What is the relationship between a CUDA core, a streaming multiprocessor and the CUDA model of blocks and threads?
What gets mapped to what and what is parallelized
For the GTX 970 there are 13 Streaming Multiprocessors (SM) with 128 Cuda Cores each. Cuda Cores are also called Stream Processors (SP).
You can define grids which maps blocks to the GPU.
You can define blocks which map threads to Stream Processors (the 128 Cuda Cores per SM).
One warp is always formed by 32 threads and all threads of a warp are executed simulaneously.

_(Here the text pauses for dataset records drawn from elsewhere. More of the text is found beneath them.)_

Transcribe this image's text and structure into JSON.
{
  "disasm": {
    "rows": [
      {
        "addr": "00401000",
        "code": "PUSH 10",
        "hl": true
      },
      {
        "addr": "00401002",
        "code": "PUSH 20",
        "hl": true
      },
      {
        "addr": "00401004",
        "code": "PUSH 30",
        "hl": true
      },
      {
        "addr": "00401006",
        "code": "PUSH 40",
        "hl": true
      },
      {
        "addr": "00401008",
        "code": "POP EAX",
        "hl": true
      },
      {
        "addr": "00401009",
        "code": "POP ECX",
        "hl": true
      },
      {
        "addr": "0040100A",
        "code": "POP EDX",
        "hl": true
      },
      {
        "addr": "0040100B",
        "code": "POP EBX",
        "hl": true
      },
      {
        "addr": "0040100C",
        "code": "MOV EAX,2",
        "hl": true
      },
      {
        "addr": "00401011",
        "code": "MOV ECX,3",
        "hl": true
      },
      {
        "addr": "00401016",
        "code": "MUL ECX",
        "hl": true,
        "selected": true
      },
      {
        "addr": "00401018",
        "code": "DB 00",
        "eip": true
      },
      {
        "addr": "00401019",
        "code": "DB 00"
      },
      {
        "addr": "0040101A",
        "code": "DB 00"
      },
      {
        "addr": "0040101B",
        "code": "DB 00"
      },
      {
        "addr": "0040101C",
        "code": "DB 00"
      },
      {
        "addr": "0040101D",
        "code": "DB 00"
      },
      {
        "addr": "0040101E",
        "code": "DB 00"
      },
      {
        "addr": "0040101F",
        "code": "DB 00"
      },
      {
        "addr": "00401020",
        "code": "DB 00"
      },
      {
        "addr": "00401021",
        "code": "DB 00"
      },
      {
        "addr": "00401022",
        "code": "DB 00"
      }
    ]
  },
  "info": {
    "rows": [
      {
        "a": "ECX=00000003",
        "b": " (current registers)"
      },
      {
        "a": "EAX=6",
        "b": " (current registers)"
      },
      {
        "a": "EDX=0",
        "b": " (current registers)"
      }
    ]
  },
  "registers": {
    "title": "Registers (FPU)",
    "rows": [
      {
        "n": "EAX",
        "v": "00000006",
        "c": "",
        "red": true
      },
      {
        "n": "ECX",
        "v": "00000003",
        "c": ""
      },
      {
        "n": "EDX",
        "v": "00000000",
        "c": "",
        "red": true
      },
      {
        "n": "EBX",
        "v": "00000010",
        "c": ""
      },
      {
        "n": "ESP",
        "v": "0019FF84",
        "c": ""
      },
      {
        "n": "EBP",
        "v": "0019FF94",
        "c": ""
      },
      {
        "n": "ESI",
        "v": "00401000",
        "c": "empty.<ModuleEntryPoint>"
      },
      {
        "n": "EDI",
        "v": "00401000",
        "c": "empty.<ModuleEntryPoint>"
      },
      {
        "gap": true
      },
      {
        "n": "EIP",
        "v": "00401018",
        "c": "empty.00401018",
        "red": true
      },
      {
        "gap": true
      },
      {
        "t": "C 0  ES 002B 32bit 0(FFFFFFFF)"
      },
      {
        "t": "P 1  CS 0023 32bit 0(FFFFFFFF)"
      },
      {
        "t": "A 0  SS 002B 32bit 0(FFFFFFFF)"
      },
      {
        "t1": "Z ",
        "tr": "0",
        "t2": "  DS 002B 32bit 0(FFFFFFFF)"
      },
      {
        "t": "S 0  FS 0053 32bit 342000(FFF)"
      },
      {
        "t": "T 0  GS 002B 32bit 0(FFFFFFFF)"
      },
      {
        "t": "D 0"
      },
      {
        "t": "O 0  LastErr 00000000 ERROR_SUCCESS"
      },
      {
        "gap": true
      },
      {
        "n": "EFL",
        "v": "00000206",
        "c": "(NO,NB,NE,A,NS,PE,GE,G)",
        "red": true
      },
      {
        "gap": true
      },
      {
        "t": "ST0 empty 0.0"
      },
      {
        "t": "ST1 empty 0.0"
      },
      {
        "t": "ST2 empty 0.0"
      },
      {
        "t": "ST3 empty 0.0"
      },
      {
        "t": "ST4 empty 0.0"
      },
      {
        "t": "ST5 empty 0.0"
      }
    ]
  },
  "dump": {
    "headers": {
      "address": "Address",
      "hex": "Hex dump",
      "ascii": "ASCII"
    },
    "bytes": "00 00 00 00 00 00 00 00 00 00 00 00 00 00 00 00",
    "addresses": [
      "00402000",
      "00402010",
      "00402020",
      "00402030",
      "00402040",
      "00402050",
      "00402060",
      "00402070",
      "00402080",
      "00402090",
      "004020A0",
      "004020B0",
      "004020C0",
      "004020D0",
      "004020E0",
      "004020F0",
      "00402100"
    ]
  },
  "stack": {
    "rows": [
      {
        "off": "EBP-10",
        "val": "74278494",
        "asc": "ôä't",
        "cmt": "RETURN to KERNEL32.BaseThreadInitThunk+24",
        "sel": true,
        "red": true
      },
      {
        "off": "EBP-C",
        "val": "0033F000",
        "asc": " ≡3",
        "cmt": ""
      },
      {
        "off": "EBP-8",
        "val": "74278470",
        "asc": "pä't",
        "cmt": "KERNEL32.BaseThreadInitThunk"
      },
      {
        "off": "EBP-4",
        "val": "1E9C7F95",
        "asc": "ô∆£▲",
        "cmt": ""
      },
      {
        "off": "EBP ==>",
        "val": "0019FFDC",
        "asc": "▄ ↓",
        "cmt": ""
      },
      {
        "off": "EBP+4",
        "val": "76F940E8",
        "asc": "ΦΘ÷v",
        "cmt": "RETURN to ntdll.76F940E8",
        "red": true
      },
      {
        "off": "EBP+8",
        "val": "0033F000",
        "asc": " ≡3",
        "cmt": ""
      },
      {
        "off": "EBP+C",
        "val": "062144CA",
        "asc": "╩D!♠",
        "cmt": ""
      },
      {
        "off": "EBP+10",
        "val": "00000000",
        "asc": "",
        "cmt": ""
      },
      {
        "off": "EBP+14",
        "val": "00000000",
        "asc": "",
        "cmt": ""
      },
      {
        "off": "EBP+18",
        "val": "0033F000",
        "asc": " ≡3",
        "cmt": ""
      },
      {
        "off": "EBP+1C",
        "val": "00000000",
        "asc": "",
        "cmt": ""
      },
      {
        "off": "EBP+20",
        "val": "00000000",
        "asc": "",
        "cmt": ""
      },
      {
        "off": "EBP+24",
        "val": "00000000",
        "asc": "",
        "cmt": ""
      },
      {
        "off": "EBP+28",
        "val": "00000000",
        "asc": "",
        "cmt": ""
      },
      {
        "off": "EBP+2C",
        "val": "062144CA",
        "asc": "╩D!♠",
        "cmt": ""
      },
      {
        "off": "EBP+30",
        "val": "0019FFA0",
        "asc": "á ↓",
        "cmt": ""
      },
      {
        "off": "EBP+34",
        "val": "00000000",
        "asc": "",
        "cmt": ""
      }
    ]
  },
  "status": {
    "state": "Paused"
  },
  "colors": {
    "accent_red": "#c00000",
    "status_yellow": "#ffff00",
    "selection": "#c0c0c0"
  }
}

To use the full possible power of a GPU you need much more threads per SM than the SM has SPs. For each Compute Capability there is a certain number of threads which can reside in one SM at a time. All blocks you define are queued and wait for a SM to have the resources (number of SPs free), then it is loaded. The SM starts to execute Warps. Since one Warp only has 32 Threads and a SM has for example 128 SPs a SM can execute 4 Warps at a given time. The thing is if the threads do memory access the thread will block until its memory request is satisfied. In numbers: An arithmetic calculation on the SP has a latency of 18-22 cycles while a non-cached global memory access can take up to 300-400 cycles. This means if the threads of one warp are waiting for data only a subset of the 128 SPs would work. Therefor the scheduler switches to execute another warp if available. And if this warp blocks it executes the next and so on. This concept is called latency hiding. The number of warps and the block size determine the occupancy (from how many warps the SM can choose to execute). If the occupancy is high it is more unlikely that there is no work for the SPs.

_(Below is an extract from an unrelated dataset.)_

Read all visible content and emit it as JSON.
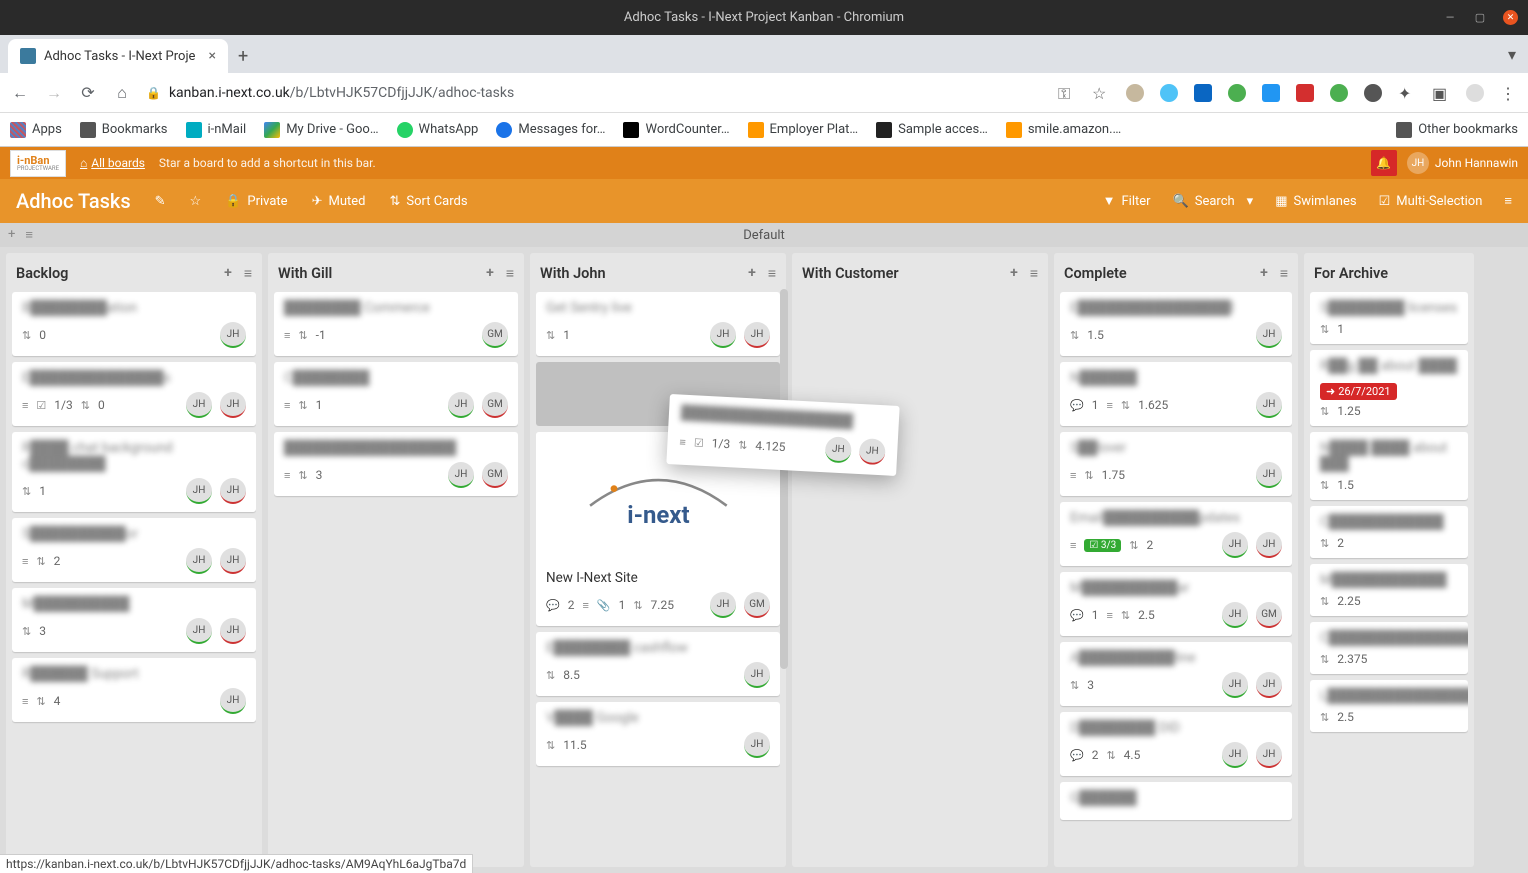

Your statement that each cuda core will execute one block at a time is wrong. If you talk about Streaming Multiprocessors they can execute warps from all thread which reside in the SM. If one block has a size of 256 threads and your GPU allowes 2048 threads to resident per SM each SM would have 8 blocks residing from which the SM can choose warps to execute. All threads of the executed warps are executed in parallel.
You find numbers for the different Compute Capabilities and GPU Architectures here: https://en.wikipedia.org/wiki/CUDA#Limitations
You can download a occupancy calculation sheet from Nvidia Occupancy Calculation sheet (by Nvidia).